Yes you have to start the scripts in order to identify which script is really used. Otherwise you need a tool with the same knowledge as the shell engine itself to support the whole variable expansion, PATHs etc -- I never heard about such a tool.

In order to visualize the calling graph use GraphViz's dot format.

1
Michael Dillon On

Insert a line at the beginning of each shell script, after the #! line, which logs a timestamp, the full pathname of the script, and the argument list.

Over time, you can mine this log to identify likely candidates, i.e. two lines logged very close together have a high probability of the first script calling the second.

This also allows you to focus on the scripts which are still actually in use.
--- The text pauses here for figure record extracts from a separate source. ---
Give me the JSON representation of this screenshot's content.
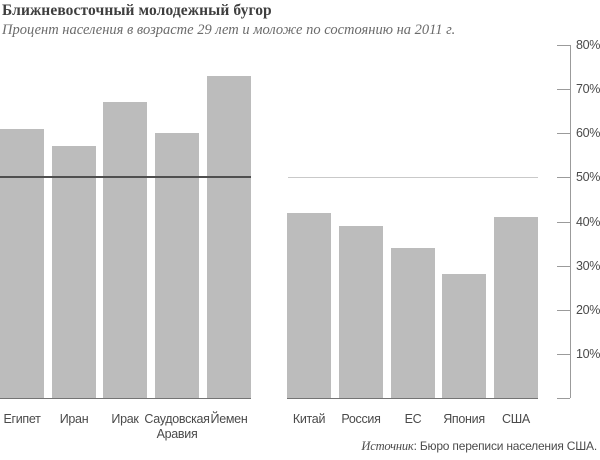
{
  "title": "Ближневосточный молодежный бугор",
  "subtitle": "Процент населения в возрасте 29 лет и моложе по состоянию на 2011 г.",
  "source": {
    "label": "Источник",
    "text": ": Бюро переписи населения США."
  },
  "colors": {
    "bar": "#bcbcbc",
    "axis": "#9b9b9b",
    "reference_dark": "#4f4f4f",
    "reference_light": "#c9c9c9",
    "baseline": "#747474",
    "title_text": "#3e3e3e",
    "label_text": "#4a4a4a"
  },
  "chart_data": {
    "type": "bar",
    "title": "Ближневосточный молодежный бугор",
    "subtitle": "Процент населения в возрасте 29 лет и моложе по состоянию на 2011 г.",
    "groups": [
      {
        "name": "middle-east",
        "categories": [
          "Египет",
          "Иран",
          "Ирак",
          "Саудовская Аравия",
          "Йемен"
        ],
        "values": [
          61,
          57,
          67,
          60,
          73
        ]
      },
      {
        "name": "comparison",
        "categories": [
          "Китай",
          "Россия",
          "ЕС",
          "Япония",
          "США"
        ],
        "values": [
          42,
          39,
          34,
          28,
          41
        ]
      }
    ],
    "ylabel": "",
    "ylim": [
      0,
      80
    ],
    "yticks": [
      80,
      70,
      60,
      50,
      40,
      30,
      20,
      10
    ],
    "ytick_labels": [
      "80%",
      "70%",
      "60%",
      "50%",
      "40%",
      "30%",
      "20%",
      "10%"
    ],
    "axis_position": "right",
    "reference_line_value": 50,
    "grid": "off",
    "legend": "none",
    "source": "Источник: Бюро переписи населения США."
  }
}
You could use an ed script

1a
log blah blah blah
.
wq

and run it like so:

find / -perm +x -exec ed {} <edscript

Make sure you test the find command with -print instead of the exec clause. And / is probably not the path that you want to use. If you have to include bin directories then you will probably need to switch to grep in order to identify the pathnames to include, then when you have a file full of the right names, use xargs instead of find to run the script.